Citigroup CEO Vikram Pandit's performance before the TARP oversight panel yesterday in Washington must have Walter Wriston spinning in his grave.
So craven was Pandit that he renounced the bulk of Wriston's vision of money as an equivalent of information. Instead, Vik basically apologized for Citigroup ever attempting to be more than your good ole' neighborhood bank with a heart, only on a global basis.
He prostrated himself, verbally, in front of the panel, thanking them profusely for taxpayer funds which saved his bank.
When attacked for Citi's overseas presences and investments, Pandit claimed that Citigroup wasn't global, but American. Indeed, America's global bank.
How heartwarming. Patriotic, even.
Then Vik went on to assert that, after much rumination, he personally decided that Citi should be a bank. So he's been selling everything that isn't a bank. When asked how he felt about the "Volcker Rule," Pandit disingenuously claimed he was adhering to it by selling off little pieces of Citigroup. Of course, what Volcker really means is for banks like Citi, which enjoy FDIC deposit insurance protection, to stop risking solvency, and, thus, taxpayer funds on proprietary trading.
Either Pandit is so naive as to not understand this, or so clever as to believe his claims would fool the panel and viewers of his live act.

The second chart provides a longer term perspective from five years back for the same series. About the best that could be said is that Pandit chose to accept the promotion from relative safety, running Citigroup's asset management unit, at an inauspicious time. Whether simply greedy, egotistical, or foolish, he walked into a maelstrom from which he, his bank and its private, non-governmental shareholders have yet to emerge.

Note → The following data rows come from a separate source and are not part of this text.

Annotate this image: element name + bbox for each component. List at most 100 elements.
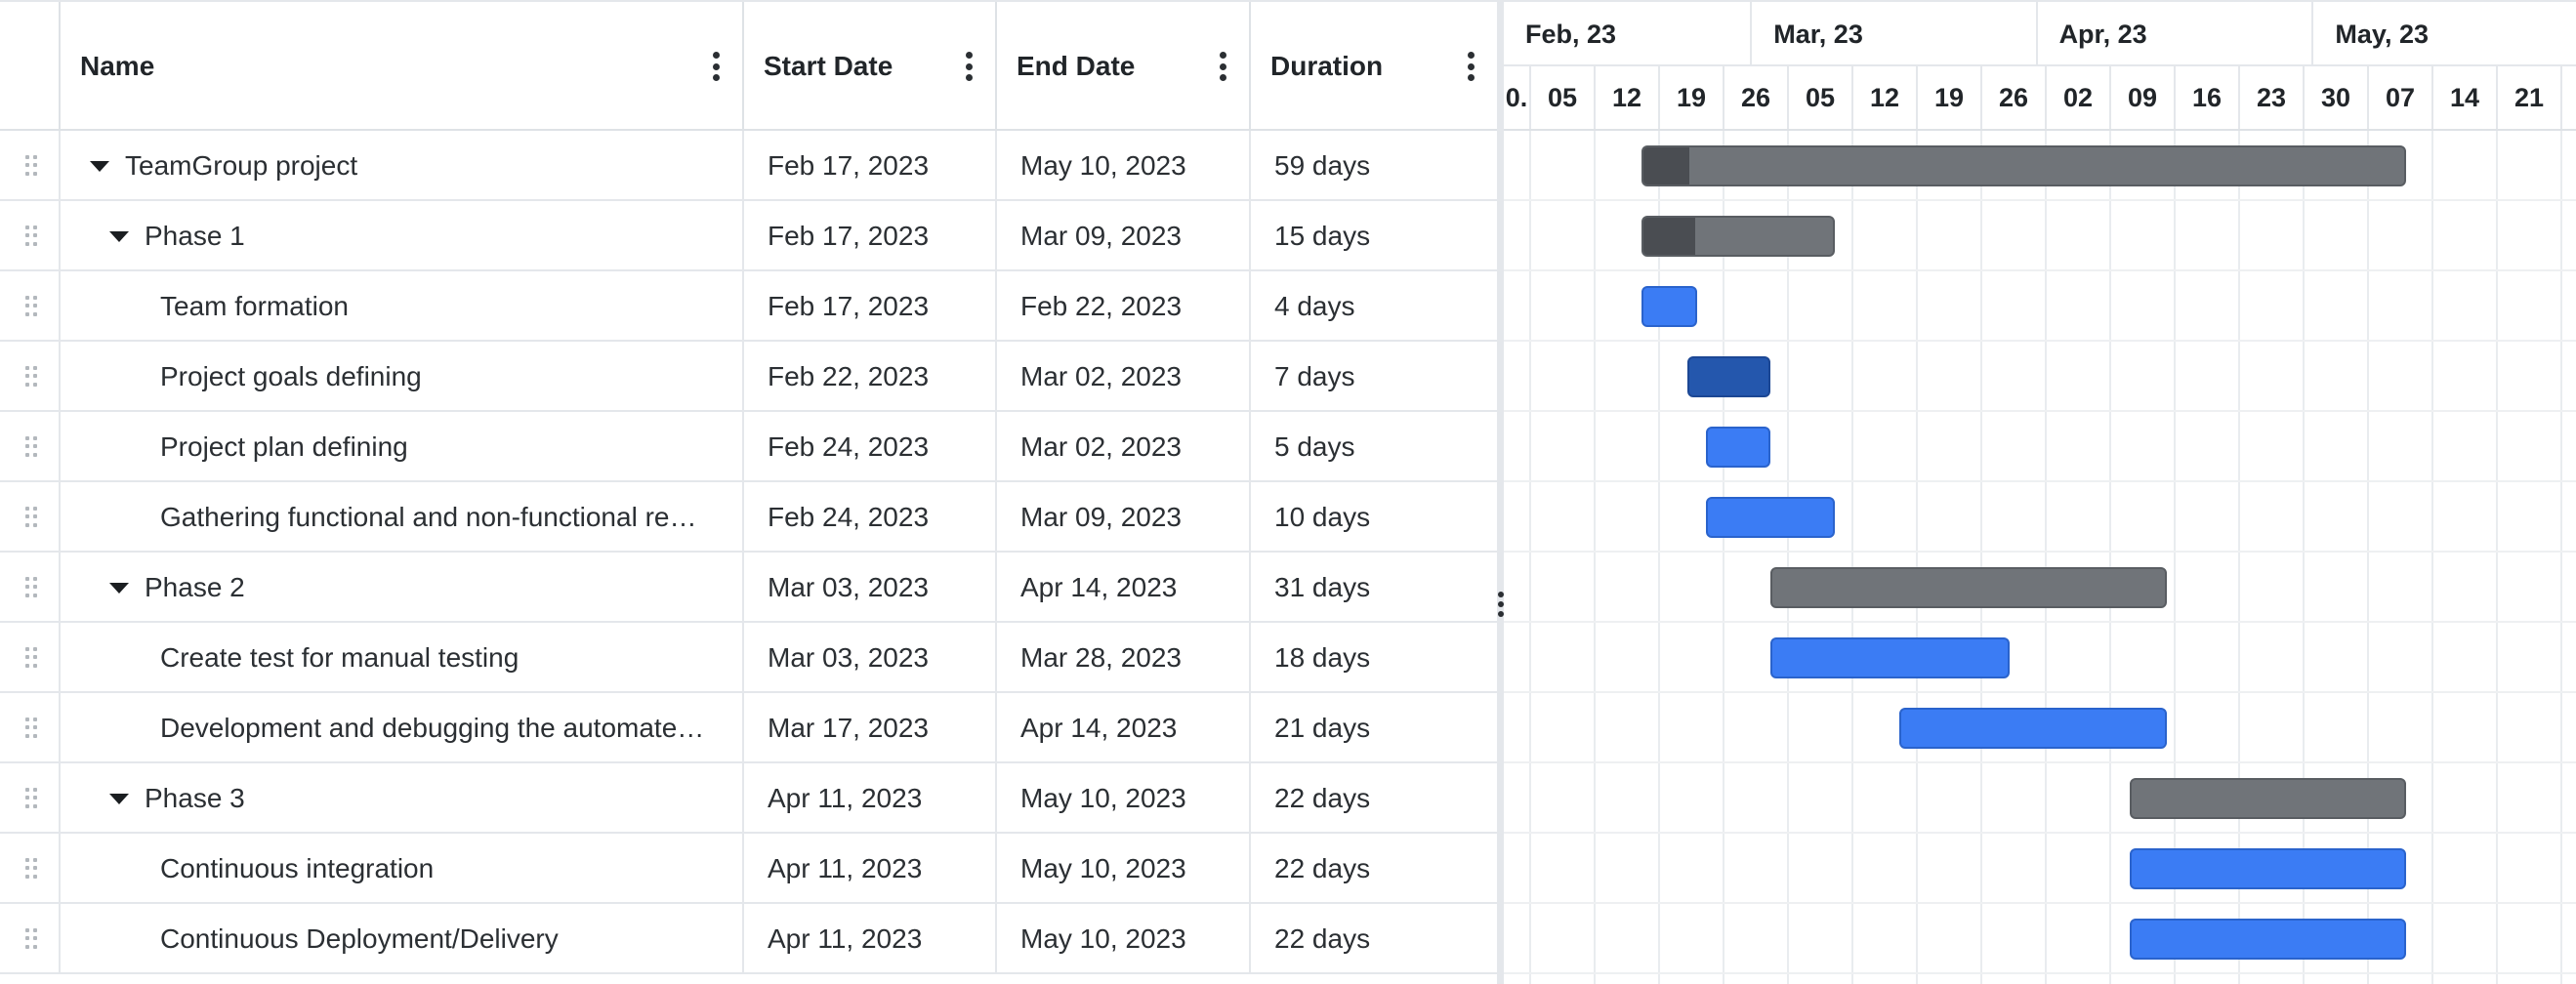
column-header-name[interactable]: Name [61, 2, 744, 131]
table-row[interactable]: Development and debugging the automate… M… [0, 693, 1497, 763]
duration-cell[interactable]: 5 days [1251, 412, 1497, 482]
name-cell[interactable]: Phase 3 [61, 763, 744, 834]
task-bar[interactable] [1687, 356, 1771, 397]
table-row[interactable]: Create test for manual testing Mar 03, 20… [0, 623, 1497, 693]
summary-bar[interactable] [1641, 216, 1836, 257]
end-date-cell[interactable]: Feb 22, 2023 [997, 271, 1251, 342]
name-cell[interactable]: Create test for manual testing [61, 623, 744, 693]
drag-handle-icon[interactable] [25, 788, 37, 809]
start-date-cell[interactable]: Apr 11, 2023 [744, 904, 997, 974]
caret-down-icon[interactable] [109, 582, 129, 594]
name-cell[interactable]: Continuous Deployment/Delivery [61, 904, 744, 974]
table-row[interactable]: Continuous integration Apr 11, 2023 May 10… [0, 834, 1497, 904]
duration-cell[interactable]: 22 days [1251, 763, 1497, 834]
name-cell[interactable]: Continuous integration [61, 834, 744, 904]
table-row[interactable]: Team formation Feb 17, 2023 Feb 22, 2023 4 … [0, 271, 1497, 342]
drag-handle-icon[interactable] [25, 928, 37, 950]
column-header-end-date[interactable]: End Date [997, 2, 1251, 131]
end-date-cell[interactable]: Apr 14, 2023 [997, 553, 1251, 623]
duration-cell[interactable]: 10 days [1251, 482, 1497, 553]
column-menu-icon[interactable] [713, 52, 721, 81]
drag-handle-icon[interactable] [25, 366, 37, 388]
end-date-cell[interactable]: May 10, 2023 [997, 131, 1251, 201]
start-date-cell[interactable]: Feb 24, 2023 [744, 412, 997, 482]
name-cell[interactable]: Team formation [61, 271, 744, 342]
drag-handle-icon[interactable] [25, 155, 37, 177]
drag-handle-icon[interactable] [25, 507, 37, 528]
start-date-cell[interactable]: Mar 03, 2023 [744, 553, 997, 623]
duration-cell[interactable]: 31 days [1251, 553, 1497, 623]
splitter-dots-icon[interactable] [1497, 592, 1504, 617]
summary-bar[interactable] [1641, 145, 2406, 186]
duration-cell[interactable]: 15 days [1251, 201, 1497, 271]
task-bar[interactable] [1706, 497, 1836, 538]
summary-bar[interactable] [2129, 778, 2406, 819]
duration-cell[interactable]: 4 days [1251, 271, 1497, 342]
summary-bar[interactable] [1770, 567, 2167, 608]
caret-down-icon[interactable] [109, 793, 129, 804]
end-date-cell[interactable]: Mar 02, 2023 [997, 412, 1251, 482]
table-row[interactable]: Project goals defining Feb 22, 2023 Mar 02… [0, 342, 1497, 412]
start-date-cell[interactable]: Apr 11, 2023 [744, 763, 997, 834]
table-row[interactable]: Phase 2 Mar 03, 2023 Apr 14, 2023 31 days [0, 553, 1497, 623]
name-cell[interactable]: Phase 2 [61, 553, 744, 623]
name-cell[interactable]: Phase 1 [61, 201, 744, 271]
task-bar[interactable] [1770, 637, 2011, 678]
task-bar[interactable] [2129, 919, 2406, 960]
duration-cell[interactable]: 18 days [1251, 623, 1497, 693]
start-date-cell[interactable]: Feb 17, 2023 [744, 201, 997, 271]
start-date-cell[interactable]: Feb 24, 2023 [744, 482, 997, 553]
name-cell[interactable]: Development and debugging the automate… [61, 693, 744, 763]
drag-handle-icon[interactable] [25, 647, 37, 669]
table-row[interactable]: Phase 1 Feb 17, 2023 Mar 09, 2023 15 days [0, 201, 1497, 271]
task-bar[interactable] [1706, 427, 1771, 468]
drag-handle-icon[interactable] [25, 436, 37, 458]
task-bar[interactable] [1641, 286, 1697, 327]
name-cell[interactable]: Gathering functional and non-functional … [61, 482, 744, 553]
column-menu-icon[interactable] [966, 52, 974, 81]
name-cell[interactable]: Project plan defining [61, 412, 744, 482]
start-date-cell[interactable]: Feb 17, 2023 [744, 271, 997, 342]
end-date-cell[interactable]: Apr 14, 2023 [997, 693, 1251, 763]
start-date-cell[interactable]: Mar 03, 2023 [744, 623, 997, 693]
table-row[interactable]: Continuous Deployment/Delivery Apr 11, 20… [0, 904, 1497, 974]
table-row[interactable]: Phase 3 Apr 11, 2023 May 10, 2023 22 days [0, 763, 1497, 834]
caret-down-icon[interactable] [109, 230, 129, 242]
column-header-start-date[interactable]: Start Date [744, 2, 997, 131]
end-date-cell[interactable]: Mar 09, 2023 [997, 201, 1251, 271]
gantt-gridline [1916, 131, 1918, 984]
splitter[interactable] [1497, 0, 1504, 984]
drag-handle-icon[interactable] [25, 577, 37, 598]
duration-cell[interactable]: 22 days [1251, 834, 1497, 904]
duration-cell[interactable]: 22 days [1251, 904, 1497, 974]
column-menu-icon[interactable] [1220, 52, 1227, 81]
drag-handle-icon[interactable] [25, 858, 37, 880]
drag-handle-icon[interactable] [25, 296, 37, 317]
column-header-duration[interactable]: Duration [1251, 2, 1497, 131]
column-menu-icon[interactable] [1468, 52, 1475, 81]
start-date-cell[interactable]: Feb 22, 2023 [744, 342, 997, 412]
duration-cell[interactable]: 7 days [1251, 342, 1497, 412]
table-row[interactable]: Gathering functional and non-functional … [0, 482, 1497, 553]
task-bar[interactable] [2129, 848, 2406, 889]
end-date-cell[interactable]: Mar 02, 2023 [997, 342, 1251, 412]
end-date-cell[interactable]: Mar 28, 2023 [997, 623, 1251, 693]
duration-cell[interactable]: 59 days [1251, 131, 1497, 201]
end-date-cell[interactable]: Mar 09, 2023 [997, 482, 1251, 553]
end-date-cell[interactable]: May 10, 2023 [997, 763, 1251, 834]
duration-cell[interactable]: 21 days [1251, 693, 1497, 763]
table-row[interactable]: Project plan defining Feb 24, 2023 Mar 02,… [0, 412, 1497, 482]
start-date-cell[interactable]: Apr 11, 2023 [744, 834, 997, 904]
end-date-cell[interactable]: May 10, 2023 [997, 834, 1251, 904]
name-cell[interactable]: TeamGroup project [61, 131, 744, 201]
name-cell[interactable]: Project goals defining [61, 342, 744, 412]
end-date-value: Mar 02, 2023 [1020, 361, 1182, 391]
drag-handle-icon[interactable] [25, 226, 37, 247]
start-date-cell[interactable]: Feb 17, 2023 [744, 131, 997, 201]
task-bar[interactable] [1899, 708, 2167, 749]
caret-down-icon[interactable] [90, 160, 109, 172]
table-row[interactable]: TeamGroup project Feb 17, 2023 May 10, 202… [0, 131, 1497, 201]
end-date-cell[interactable]: May 10, 2023 [997, 904, 1251, 974]
drag-handle-icon[interactable] [25, 718, 37, 739]
start-date-cell[interactable]: Mar 17, 2023 [744, 693, 997, 763]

Even this morning, perennial Citigroup bullish analyst Dick Bove was, as usual, giving a glowing vision of the bank's future and firmly endorsing Citigroup as an investment.
I just can't get the image out of my mind of Pandit groveling before the government panel, clearly afraid of being accused of yet more misdeeds, made to suffer more penalties, perhaps even dismembered under the implementation of the Volcker Rule.
Is it realistic to bet on such a timid, defensive posture for Citigroup and its CEO for the coming years?